Table 2. Goodness-of-fit metrics.
| Model | Stimulus-evoked bias | Evidence | k | G 2 | AIC | W |
|---|---|---|---|---|---|---|
| BurstIE | Burst | Increasing | 14 | 43 | 71 | 0.47 |
| SustIE | Sustained | Increasing | 14 | 60 | 88 | 0.0001 |
| BurstSE | Burst | Stationary | 13 | 69 | 95 | 0 |
| SustSE | Sustained | Stationary | 13 | 89 | 115 | 0 |
| Unbiased urgency slopes | Burst | Increasing | 17 | 54 | 88 | 0.0001 |
| Urgency-only bias | None | Increasing | 11 | 362 | 384 | 0 |
| DDM | None | Stationary | 14 | 606 | 634 | 0 |
| Constraints-Swap 1 | Burst | Increasing | 14 | 272 | 300 | 0 |
| Constraints-Swap 2 | Burst | Increasing | 14 | 122 | 150 | 0 |
| BurstIE + drift boost | Burst | Increasing | 15 | 42 | 72 | 0.22 |
| BurstIE + sZ | Burst | Increasing | 15 | 42 | 72 | 0.31 |
| SustIE + sZ | Sustained | Increasing | 15 | 59 | 89 | 0 |
| BurstSE + sZ | Burst | Stationary | 14 | 69 | 97 | 0 |
| SustSE + sZ | Sustained | Stationary | 14 | 92 | 120 | 0 |
| BurstSE + sTev | Burst | Stationary | 14 | 64 | 92 | 0 |
| SustSE + sTev | Sustained | Stationary | 14 | 92 | 120 | 0 |
Goodness-of-fit quantified by chi-squared statistic, G2. Model comparison was performed using AIC, which penalises for the number of free parameters (k).

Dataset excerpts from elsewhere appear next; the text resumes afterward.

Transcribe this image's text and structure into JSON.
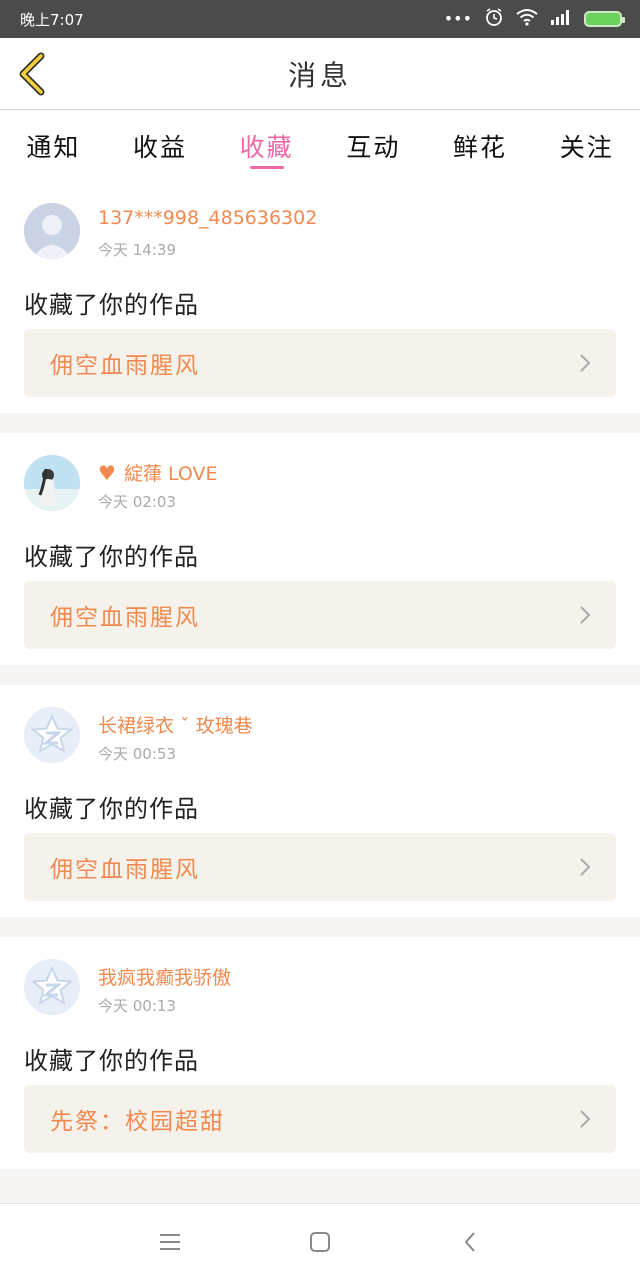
{
  "status_bar": {
    "time": "晚上7:07",
    "icons": [
      "more-dots-icon",
      "alarm-icon",
      "wifi-icon",
      "signal-icon",
      "battery-icon"
    ]
  },
  "header": {
    "title": "消息",
    "back_icon": "chevron-left-icon",
    "accent": "#f5d23b"
  },
  "tabs": [
    {
      "label": "通知",
      "active": false
    },
    {
      "label": "收益",
      "active": false
    },
    {
      "label": "收藏",
      "active": true
    },
    {
      "label": "互动",
      "active": false
    },
    {
      "label": "鲜花",
      "active": false
    },
    {
      "label": "关注",
      "active": false
    }
  ],
  "colors": {
    "accent_pink": "#ee6aa7",
    "username_orange": "#f08a50",
    "work_box_bg": "#f4f2ea"
  },
  "messages": [
    {
      "username": "137***998_485636302",
      "time": "今天 14:39",
      "action": "收藏了你的作品",
      "work": "佣空血雨腥风",
      "avatar": "default-avatar",
      "heart": false
    },
    {
      "username": "綻葎 LOVE",
      "time": "今天 02:03",
      "action": "收藏了你的作品",
      "work": "佣空血雨腥风",
      "avatar": "photo-avatar",
      "heart": true
    },
    {
      "username": "长裙绿衣 ˇ 玫瑰巷",
      "time": "今天 00:53",
      "action": "收藏了你的作品",
      "work": "佣空血雨腥风",
      "avatar": "qq-avatar",
      "heart": false
    },
    {
      "username": "我疯我癫我骄傲",
      "time": "今天 00:13",
      "action": "收藏了你的作品",
      "work": "先祭：校园超甜",
      "avatar": "qq-avatar",
      "heart": false
    }
  ],
  "nav_bar": {
    "icons": [
      "menu-icon",
      "home-square-icon",
      "back-triangle-icon"
    ]
  }
}
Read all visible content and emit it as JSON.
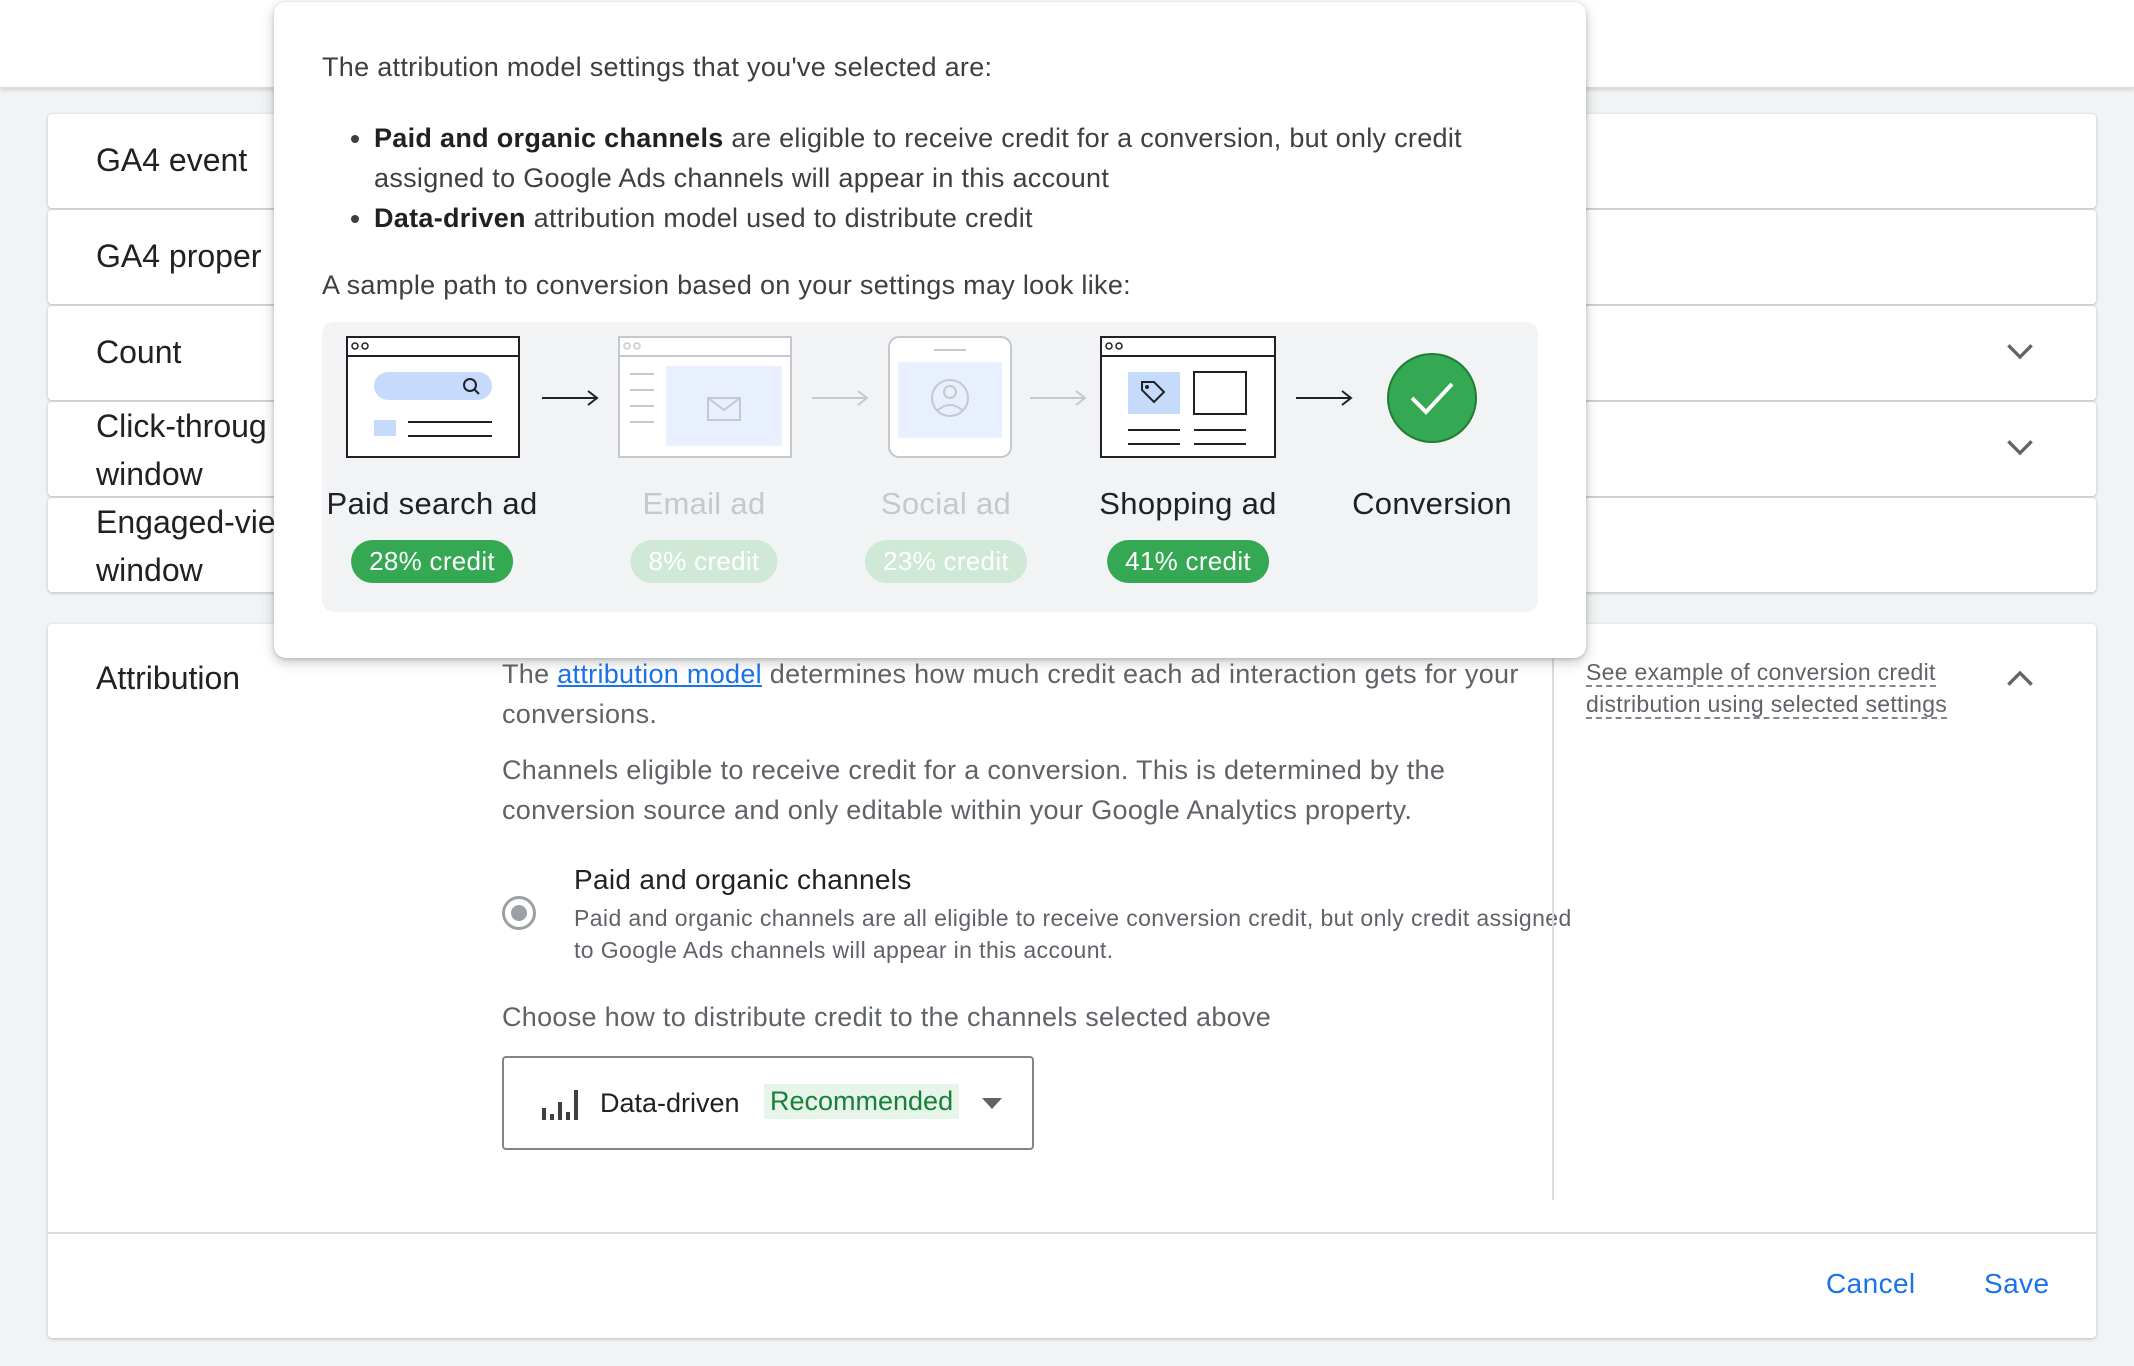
{
  "rows": [
    {
      "label": "GA4 event"
    },
    {
      "label": "GA4 proper"
    },
    {
      "label": "Count"
    },
    {
      "label": "Click-throug\nwindow"
    },
    {
      "label": "Engaged-vie\nwindow"
    }
  ],
  "attribution": {
    "title": "Attribution",
    "desc_prefix": "The ",
    "desc_link": "attribution model",
    "desc_suffix": " determines how much credit each ad interaction gets for your conversions.",
    "channels_desc": "Channels eligible to receive credit for a conversion. This is determined by the conversion source and only editable within your Google Analytics property.",
    "radio_title": "Paid and organic channels",
    "radio_sub": "Paid and organic channels are all eligible to receive conversion credit, but only credit assigned to Google Ads channels will appear in this account.",
    "choose_label": "Choose how to distribute credit to the channels selected above",
    "dropdown_value": "Data-driven",
    "dropdown_badge": "Recommended",
    "see_example": "See example of conversion credit distribution using selected settings",
    "cancel": "Cancel",
    "save": "Save"
  },
  "popover": {
    "intro": "The attribution model settings that you've selected are:",
    "bullet1_bold": "Paid and organic channels",
    "bullet1_rest": " are eligible to receive credit for a conversion, but only credit assigned to Google Ads channels will appear in this account",
    "bullet2_bold": "Data-driven",
    "bullet2_rest": " attribution model used to distribute credit",
    "sample": "A sample path to conversion based on your settings may look like:",
    "steps": [
      {
        "label": "Paid search ad",
        "credit": "28% credit",
        "icon": "search-ad-icon"
      },
      {
        "label": "Email ad",
        "credit": "8% credit",
        "icon": "email-ad-icon"
      },
      {
        "label": "Social ad",
        "credit": "23% credit",
        "icon": "social-ad-icon"
      },
      {
        "label": "Shopping ad",
        "credit": "41% credit",
        "icon": "shopping-ad-icon"
      },
      {
        "label": "Conversion",
        "icon": "checkmark-icon"
      }
    ]
  },
  "colors": {
    "accent": "#1a73e8",
    "credit_green": "#34a853",
    "conversion_green": "#34a853"
  }
}
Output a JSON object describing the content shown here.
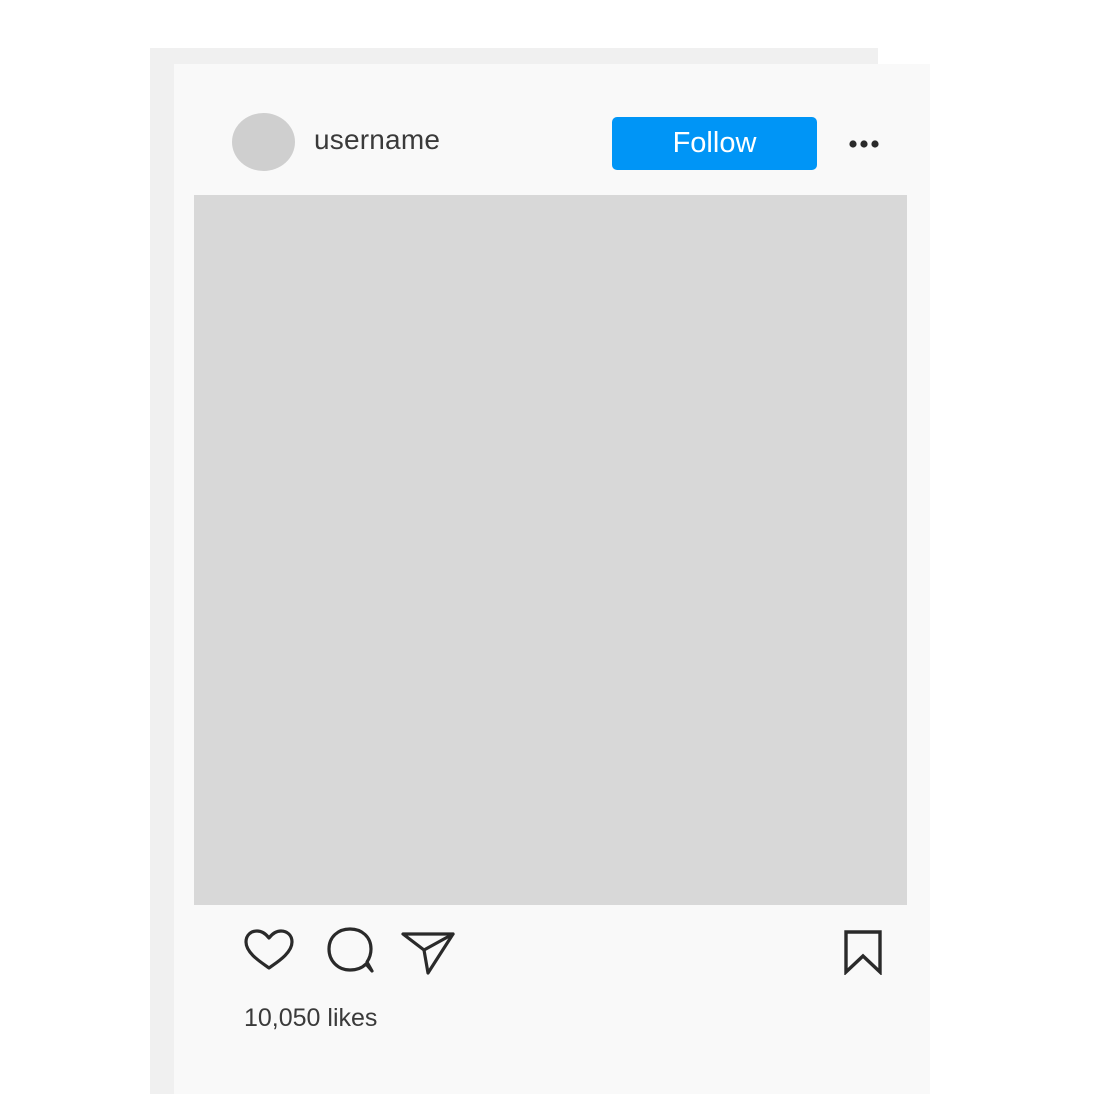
{
  "post": {
    "username": "username",
    "follow_label": "Follow",
    "likes_text": "10,050 likes"
  },
  "icons": {
    "more": "more-dots-icon",
    "like": "heart-icon",
    "comment": "comment-bubble-icon",
    "share": "paper-plane-icon",
    "save": "bookmark-icon"
  },
  "colors": {
    "follow_button": "#0095f6",
    "photo_placeholder": "#d8d8d8",
    "avatar": "#cfcfcf",
    "card_background": "#f9f9f9",
    "back_card": "#f0f0f0"
  }
}
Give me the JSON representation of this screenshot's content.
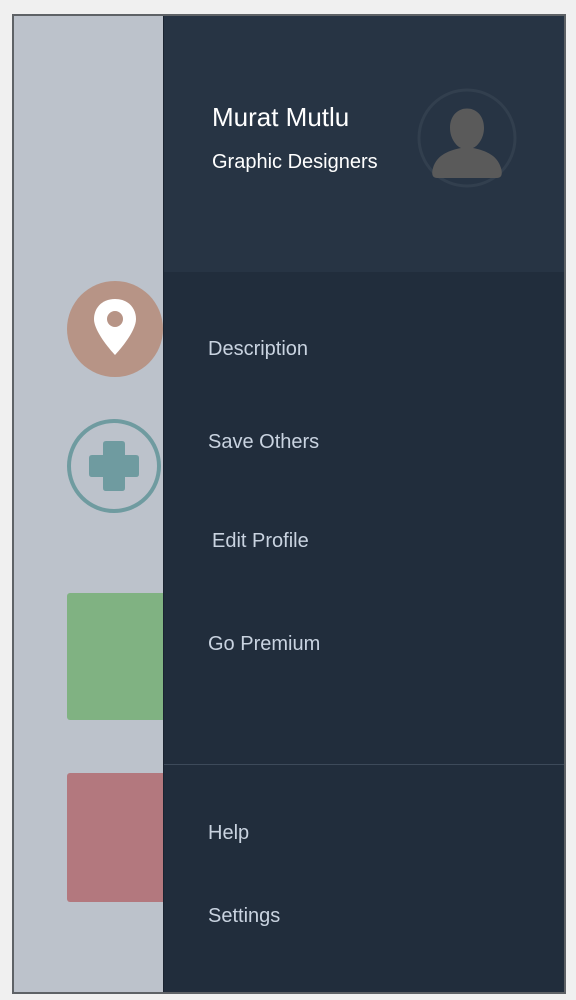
{
  "profile": {
    "name": "Murat Mutlu",
    "role": "Graphic Designers",
    "avatar_icon": "user-silhouette-icon"
  },
  "menu": {
    "primary": [
      {
        "label": "Description"
      },
      {
        "label": "Save Others"
      },
      {
        "label": "Edit Profile"
      },
      {
        "label": "Go Premium"
      }
    ],
    "secondary": [
      {
        "label": "Help"
      },
      {
        "label": "Settings"
      }
    ]
  },
  "background": {
    "icons": [
      "location-pin-icon",
      "medical-cross-icon"
    ]
  },
  "colors": {
    "drawer_bg": "#212d3c",
    "header_bg": "#273444",
    "menu_text": "#c9d3e0",
    "location_circle": "#b79486",
    "medical_ring": "#6f9ba0",
    "card_green": "#80b282",
    "card_red": "#b3787e"
  }
}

The Akaike weights (W) shown, which can be cautiously interpreted as the probability that each model is the best in the set, are calculated here based on the set of models in this table. The probability mass is shared between the different versions of the BurstIE model. In the two Constraints-Swap models, the constrained parameters for (A) high- coherence, (B) low- coherence, and (C) interleaved blocks were taken from the neural signals corresponding to [B,C,A] (Swap 1) and [C,A,B] (Swap 2), respectively.